L’aide financière de l’État a donc été précieuse, même s’il y a encore des trous dans la raquette. Ainsi, le nombre de jeunes « NEET » – ni en emploi, ni en formation – a continué de progresser malgré la mise en place du plan, censé justement empêcher ce phénomène. D’après l’Insee, 13,1 % des 15-29 ans étaient dans cette situation en début d’année, contre 12,3 % avant la crise.

« Avec la crise, il y a eu un flux d’entrées [dans les NEET] qui est venu s’ajouter au stock de jeunes déjà en galère depuis des années. Cela ne va pas s’évaporer instantanément », a justifié Elisabeth Borne. La ministre du Travail a néanmoins reconnu qu’ « un des défis sera d’aller chercher ceux qui sont les plus éloignés [de l’emploi ou d’une formation] et de trouver la bonne façon de les ramener ».

Stop ou encore ?

Et pour l’exécutif, cela pourrait passer par la « garantie jeune universelle ». Actuellement, un peu plus de 100.000 jeunes en bénéficient : pendant 18 mois maximum, ils sont accompagnés pour trouver un emploi et une formation et ont droit à une indemnité de 500 euros par mois. A terme, le gouvernement veut permettre à l’ensemble des « décrocheurs » âgés de 16 à 25 ans d’en bénéficier. Une forme de réponse à ceux qui réclament la création d’un « RSA jeune ».

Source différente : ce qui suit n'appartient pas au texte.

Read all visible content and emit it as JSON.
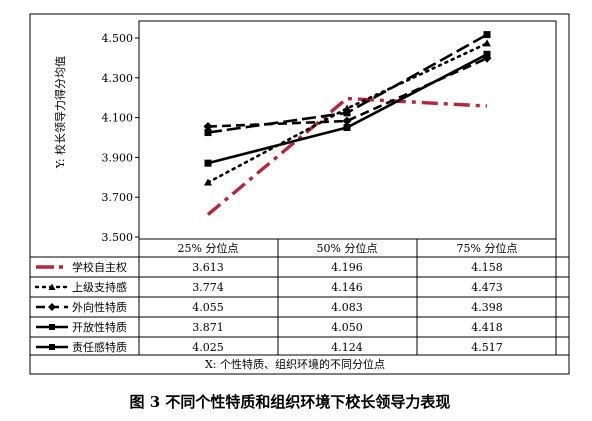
{
  "chart_data": {
    "type": "line",
    "ylabel": "Y: 校长领导力得分均值",
    "xlabel": "X: 个性特质、组织环境的不同分位点",
    "categories": [
      "25% 分位点",
      "50% 分位点",
      "75% 分位点"
    ],
    "ylim": [
      3.5,
      4.6
    ],
    "yticks": [
      "3.500",
      "3.700",
      "3.900",
      "4.100",
      "4.300",
      "4.500"
    ],
    "yticks_values": [
      3.5,
      3.7,
      3.9,
      4.1,
      4.3,
      4.5
    ],
    "grid": false,
    "legend": "data table below plot",
    "series": [
      {
        "name": "学校自主权",
        "values": [
          3.613,
          4.196,
          4.158
        ],
        "labels": [
          "3.613",
          "4.196",
          "4.158"
        ],
        "color": "#b5263a",
        "style": "dash-dot",
        "marker": "none"
      },
      {
        "name": "上级支持感",
        "values": [
          3.774,
          4.146,
          4.473
        ],
        "labels": [
          "3.774",
          "4.146",
          "4.473"
        ],
        "color": "#000000",
        "style": "dotted",
        "marker": "triangle"
      },
      {
        "name": "外向性特质",
        "values": [
          4.055,
          4.083,
          4.398
        ],
        "labels": [
          "4.055",
          "4.083",
          "4.398"
        ],
        "color": "#000000",
        "style": "dashed",
        "marker": "diamond"
      },
      {
        "name": "开放性特质",
        "values": [
          3.871,
          4.05,
          4.418
        ],
        "labels": [
          "3.871",
          "4.050",
          "4.418"
        ],
        "color": "#000000",
        "style": "solid",
        "marker": "square"
      },
      {
        "name": "责任感特质",
        "values": [
          4.025,
          4.124,
          4.517
        ],
        "labels": [
          "4.025",
          "4.124",
          "4.517"
        ],
        "color": "#000000",
        "style": "long-dash",
        "marker": "square"
      }
    ]
  },
  "caption": "图 3  不同个性特质和组织环境下校长领导力表现"
}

Quant au reste du plan « Un jeune, une solution », budgété jusqu’à fin 2021, Elisabeth Borne n’a pas caché son intention de vouloir le poursuivre après cette date. « Les discussions sont en cours. Mon ambition, et je pense qu’elle est partagée par Emmanuel Macron, c’est qu’on ne doit pas baisser la garde. Le problème de la jeunesse ne va pas être réglé en décembre 2021 ». Et comme 2022 sera une année d’élection présidentielle, le gouvernement a bien conscience que ses mesures de soutien seront scrutées de très près par les jeunes électeurs.